Tutankamón, también conocido como el Faraón niño, fue coronado a muy corta edad. Se afirma que no alcanzó a vivir los 20 años y que su reinado transcurrió hacia mediados del siglo XIV a.C., o sea, hace más de 30 siglos; tiempo que permaneció sellado aquel sepulcro sin que entraran en él ni las moscas. Fue tal el alboroto generado por este hallazgo, tal la información que a partir de entonces pudo conocerse sobre la historia, las costumbres y la civilización de los antiguos pobladores del valle nilótico, que se le consideró el descubrimiento más importante de tesoro histórico alguno en los tiempos modernos. De aquella fecha se cumple ahora un siglo.

Tan interesante historia nos toca a los cubanos por una razón muy especial que seguramente el lector ya está intuyendo, y es que nuestra insigne escritora y Premio Cervantes de Literatura, Dulce María Loynaz, en sus extensos andares por Europa y más allá, en 1929 se llegó por el Valle de los Reyes, donde se inspiró para la creación de su célebre “Carta de amor a Tut-Ank-Amen”, poema acerca del cual Eliseo Diego afirmó: “Hay uno especial para mí, la ‘Carta de Amor a Tut-Ank-Amen’. Es de esos poemas que se escriben, y solo con ellos basta para toda la vida”.

La más conocida de las cartas de amor de una autora en torno a la cual se ha tejido una aureola de sequedad, hastío y soledad, nos la revela en estos párrafos con la vitalidad, elegante pasión y arrojo de una mujer para quien el amor existió, donde el amor creció y donde la palabra arropó con magistral lirismo el más puro sentimiento. He aquí los fragmentos finales de la carta. Vívalos:     

Si las gentes sensatas no se hubieran indignado, yo habría besado uno a uno estos juguetes tuyos, pesados juguetes de oro y plata, extraños juguetes con que ningún niño de ahora —balompedista, boxeador— sabría ya jugar.

“Yo te habría sacado de tus cinco sarcófagos, te hubiera desatado las ligaduras que oprimían demasiado tu cuerpo endeble”.

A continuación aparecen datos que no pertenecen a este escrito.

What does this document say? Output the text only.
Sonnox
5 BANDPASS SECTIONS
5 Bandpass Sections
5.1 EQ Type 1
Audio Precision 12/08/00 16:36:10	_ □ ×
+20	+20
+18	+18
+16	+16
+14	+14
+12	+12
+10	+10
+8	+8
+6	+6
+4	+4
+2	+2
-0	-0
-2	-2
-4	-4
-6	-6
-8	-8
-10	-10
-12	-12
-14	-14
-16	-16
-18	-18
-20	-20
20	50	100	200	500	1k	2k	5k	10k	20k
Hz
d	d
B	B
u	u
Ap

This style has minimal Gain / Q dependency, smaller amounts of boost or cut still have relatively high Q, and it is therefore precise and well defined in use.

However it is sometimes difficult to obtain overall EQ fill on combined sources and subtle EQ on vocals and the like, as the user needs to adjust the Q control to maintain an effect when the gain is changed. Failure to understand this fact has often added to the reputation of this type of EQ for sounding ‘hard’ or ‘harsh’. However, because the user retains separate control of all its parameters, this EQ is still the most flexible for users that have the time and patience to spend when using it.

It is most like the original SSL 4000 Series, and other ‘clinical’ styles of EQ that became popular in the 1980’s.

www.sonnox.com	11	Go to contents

Si las gentes sensatas no se hubieran escandalizado, yo te habría sacado de tu sarcófago de oro, dentro de tres sarcófagos de madera, dentro de un gran sarcófago de granito, te hubiera sacado de tanta siniestra hondura que te vuelve más muerto para mi osado corazón que haces latir… que solo para ti ha podido latir, ¡oh, Rey dulcísimo!, en esta clara tarde de Egipto —brazo de luz del Nilo.

Si las gentes sensatas no se hubieran encolerizado, yo te habría sacado de tus cinco sarcófagos, te hubiera desatado las ligaduras que oprimían demasiado tu cuerpo endeble y te hubiera envuelto suavemente en mi chal de seda…

Así te hubiera yo recostado sobre mi pecho, como un niño enfermo… y como a un niño enfermo habría empezado a cantarte la más bella de mis canciones tropicales, el más dulce, el más breve de mis poemas.